Bonjour Do,
C’est grâce à toi que j’ai découvert Guy Debord et je t’en remercie, j’ai vu une référence à son livre "La société du spectacle" quelque part sur ton site. A vrai dire, j’avais vaguement entendu parler de l’ouvrage, mais le titre (qui n’est compréhensible qu’à ceux qui l’ont lu) me faisait croire à une énième analyse sur le pouvoir des médias, alors…
Et j’ai donc vu que l’ouvrage était présenté sur ton site. Bon, Do n’a sûrement pas mis sur son site un ouvrage sans intérêt révolutionnaire . J’achète l’ouvrage (et aussi les Commentaires) et je lis. Et je découvre un penseur (denrée plutôt rare à notre époque), un penseur et un esprit libre. Quelle intelligence, quelle finesse dans l’analyse, quelle profonde connaissance des penseurs qui l’ont précédé : Marx et Engels naturellement, Lénine, Bakounine etc… Textes que je connaissais assez bien ce qui m’a permis d’apprécier.
Debord se présente comme le continuateur de Marx et il l’est réellement.
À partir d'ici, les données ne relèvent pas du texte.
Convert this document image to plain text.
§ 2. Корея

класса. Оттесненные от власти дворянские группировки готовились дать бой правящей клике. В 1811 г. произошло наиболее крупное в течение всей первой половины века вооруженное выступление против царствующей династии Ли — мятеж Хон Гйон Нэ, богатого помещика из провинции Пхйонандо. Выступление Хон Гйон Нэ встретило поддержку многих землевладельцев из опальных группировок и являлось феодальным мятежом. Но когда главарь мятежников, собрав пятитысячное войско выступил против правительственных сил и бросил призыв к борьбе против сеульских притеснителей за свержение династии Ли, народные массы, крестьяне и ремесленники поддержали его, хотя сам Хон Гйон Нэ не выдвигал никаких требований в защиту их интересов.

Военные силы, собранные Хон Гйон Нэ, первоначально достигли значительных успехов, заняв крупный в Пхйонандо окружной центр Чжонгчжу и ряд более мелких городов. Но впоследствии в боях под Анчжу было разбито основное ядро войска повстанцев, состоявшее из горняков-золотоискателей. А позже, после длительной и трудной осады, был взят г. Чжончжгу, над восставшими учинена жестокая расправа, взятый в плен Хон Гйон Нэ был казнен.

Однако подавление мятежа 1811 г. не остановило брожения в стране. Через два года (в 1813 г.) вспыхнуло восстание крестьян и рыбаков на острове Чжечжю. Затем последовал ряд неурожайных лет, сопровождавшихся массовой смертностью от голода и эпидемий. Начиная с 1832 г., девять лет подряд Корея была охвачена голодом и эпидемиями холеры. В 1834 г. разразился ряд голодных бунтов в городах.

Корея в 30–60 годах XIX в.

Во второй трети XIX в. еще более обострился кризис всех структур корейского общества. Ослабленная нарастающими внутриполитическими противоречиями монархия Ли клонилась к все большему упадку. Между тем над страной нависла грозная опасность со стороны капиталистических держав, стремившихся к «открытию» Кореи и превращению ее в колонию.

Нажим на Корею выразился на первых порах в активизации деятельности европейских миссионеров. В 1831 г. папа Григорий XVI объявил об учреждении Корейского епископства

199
Il utilise la pensée marxienne, la prolonge et corrige les illusions que Marx a pu entretenir (il n’est pas sans illusions lui non plus). Cette pensée lui permet de comprendre ce qu’est le capitalisme à notre époque, de remettre tous les évènements historiques sur leurs pieds, d’en donner une interprétation que je considère comme irréfutable (pour quelqu’un ayant un niveau suffisant et de la bonne foi). Sa critique du rôle joué objectivement par les syndicats et autres leaders du mouvement ouvrier est ravageuse et sans réplique.
Comment sortir de là ? Comme les autres grands penseurs révolutionnaires, il pense que les travailleurs mettront à bas ce monde aliénant. Debord pense que ce ne peut être que sous la forme des conseils ouvriers fugitivement apparus ça et là. Je le cite :
« La révolution prolétarienne exige que les ouvriers deviennent dialecticiens et inscrivent leur pensée dans la pratique ; ainsi elle demande aux hommes sans qualité bien plus que la révolution bourgeoise ne demandait aux hommes qualifiés qu’elle déléguait à sa mise en œuvre : car la conscience idéologique partielle édifiée par une partie de la classe bourgeoise avait pour base cette partie centrale de la vie sociale : l’économie, dans laquelle cette classe était déjà au pouvoir. Le développement même de la société de classes jusqu’à l’organisation spectaculaire de la non-vie mène donc le projet révolutionnaire à devenir visiblement ce qu’il était déjà essentiellement. » (thèse 123).
Magnifique, admirable conception, mais qui à mon sens se heurte à un mur infranchissable : l’être humain n’est pas tombé du ciel. L’homo sapiens sapiens, l’homme actuel a été formé par l’évolution afin d’être adapté à des conditions particulières : survie dans un environnement difficile. Il fallait des chefs, il fallait de l’obéissance et nous en sommes toujours là, les êtres humains en général ne peuvent pas se passer de chefs, ne peuvent se passer d’obéir, quittent à être eux-mêmes éventuellement des petits chefs. Cette tendance est hélas inscrite dans nos gênes et elle correspondait à un vrai besoin, il y a 40000 ans. Marx a ignoré les travaux de Darwin ou du moins n’en a pas tenu compte dans ses idées de la pratique révolutionnaire. Lénine, lui, a bien vu cette réalité (et Hitler et Mussolini et Staline, etc…).
Cette idée des ouvriers qui deviennent miraculeusement dialecticiens ça fait penser à un mythe qui a beaucoup servi : le mythe de l’homme nouveau. D’accord la pratique des pays "socialistes" était critiquable, mais dans ce système se formerait l’"homme nouveau" qui lui résoudrait tous les problèmes.
C’est pourquoi, mon cher Do, je suis infiniment sceptique quant à l’apparition d’ouvriers (même au sens le plus étendu) dialecticiens qui réussiront une merveilleuse révolution. Pour ma part, j’essaie surtout de faire grandir une "conscience écologique" avec les hommes tels qu’ils sont. Oui, ce n’est pas très enthousiasmant ! (Attention ça ne veut pas dire que je milite de quelque façon que ce soit avec les Verts, ces illusionnistes).
Mais ça ne m’empêche pas de respecter infiniment le travail que tu fais et que je juge nécessaire, nous avons tous besoin d’espoir.